I regret to inform my regular detractors I have not been axed and nor was I about to be, at least as far as I am aware. I know they would have enjoyed that. However, the fact is I am simply tired and I need time to recharge the batteries. …

And while I have loved, and continue to love, writing this column, I have been missing rather too much of life lately.
Writing takes time. And unless you are lucky and good enough to be able to pay all the bills doing it, the demands of a regular deadline push and pull against the claims of career, health and family. It is often the last of these that suffers most.
My boys are growing up way too fast. I need a few weekends bouncing on the tramp with them instead of sitting at a desk wondering just what to make of the associate transport minister refusing to release a letter sent to the transport minister. I need some time where, when I am begged to come along to the pool on a Sunday afternoon, I can unhesitatingly say yes.

A great call putting family time first. I tend to write my blogs in advance now so that I actually have time during the day and weekends for kicking around a soccer ball with Benjamin.

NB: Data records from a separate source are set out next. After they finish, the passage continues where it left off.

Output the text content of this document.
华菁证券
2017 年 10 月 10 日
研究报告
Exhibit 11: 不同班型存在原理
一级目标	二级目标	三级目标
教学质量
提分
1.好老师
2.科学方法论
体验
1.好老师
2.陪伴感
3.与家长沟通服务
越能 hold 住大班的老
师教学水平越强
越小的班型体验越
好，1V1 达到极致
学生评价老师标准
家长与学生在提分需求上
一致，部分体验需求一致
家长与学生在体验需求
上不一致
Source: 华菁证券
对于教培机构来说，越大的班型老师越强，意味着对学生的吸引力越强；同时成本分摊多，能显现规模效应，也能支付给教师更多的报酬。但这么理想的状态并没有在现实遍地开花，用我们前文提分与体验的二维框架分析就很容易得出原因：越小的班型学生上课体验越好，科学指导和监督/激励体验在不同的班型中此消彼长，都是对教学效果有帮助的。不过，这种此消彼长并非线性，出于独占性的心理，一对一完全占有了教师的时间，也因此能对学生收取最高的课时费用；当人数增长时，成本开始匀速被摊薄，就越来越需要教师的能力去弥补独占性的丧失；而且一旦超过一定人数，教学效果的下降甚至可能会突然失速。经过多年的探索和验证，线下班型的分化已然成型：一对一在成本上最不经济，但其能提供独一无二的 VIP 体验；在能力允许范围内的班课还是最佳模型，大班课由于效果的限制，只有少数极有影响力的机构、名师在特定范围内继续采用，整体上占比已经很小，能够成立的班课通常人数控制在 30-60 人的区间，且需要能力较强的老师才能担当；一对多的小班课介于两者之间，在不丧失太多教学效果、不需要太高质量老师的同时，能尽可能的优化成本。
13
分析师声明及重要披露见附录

It is no secret that the ranks of the mainstream media are dominated by liberals in their various Left-wing, centrist and, occasionally, Right-wing forms. Which is not to say that journalists as a whole strive for anything less than fair and objective coverage – which is something I have come to appreciate through dealing with various editors and reporters over the years.
But it has always frustrated me is that, where space is allowed for the non-liberal view, it usually seems that the angriest, least reasonable voices dominate.
Lately, for example, broadcasters have been giving an awful lot of time to spokespeople for the so-called New Conservative Party. This fringe organisation received just 6253 votes at the last election. It has no real prospect of breaking into Parliament.
By contrast, the Opportunities Party won more than 10 times as many votes. How often are its people interviewed on TV?

Liam was a very rare moderate voice.

Somewhere between 30 to 40 per cent of New Zealanders are conservative in their disposition. They are not, as a rule, bigots, know-nothings or uncompromising libertarians. When their more measured views are not properly and credibly articulated in the business of news, liberals let themselves off the hook.

Maybe Stuff will hire someone of similiar ilk to replace Liam?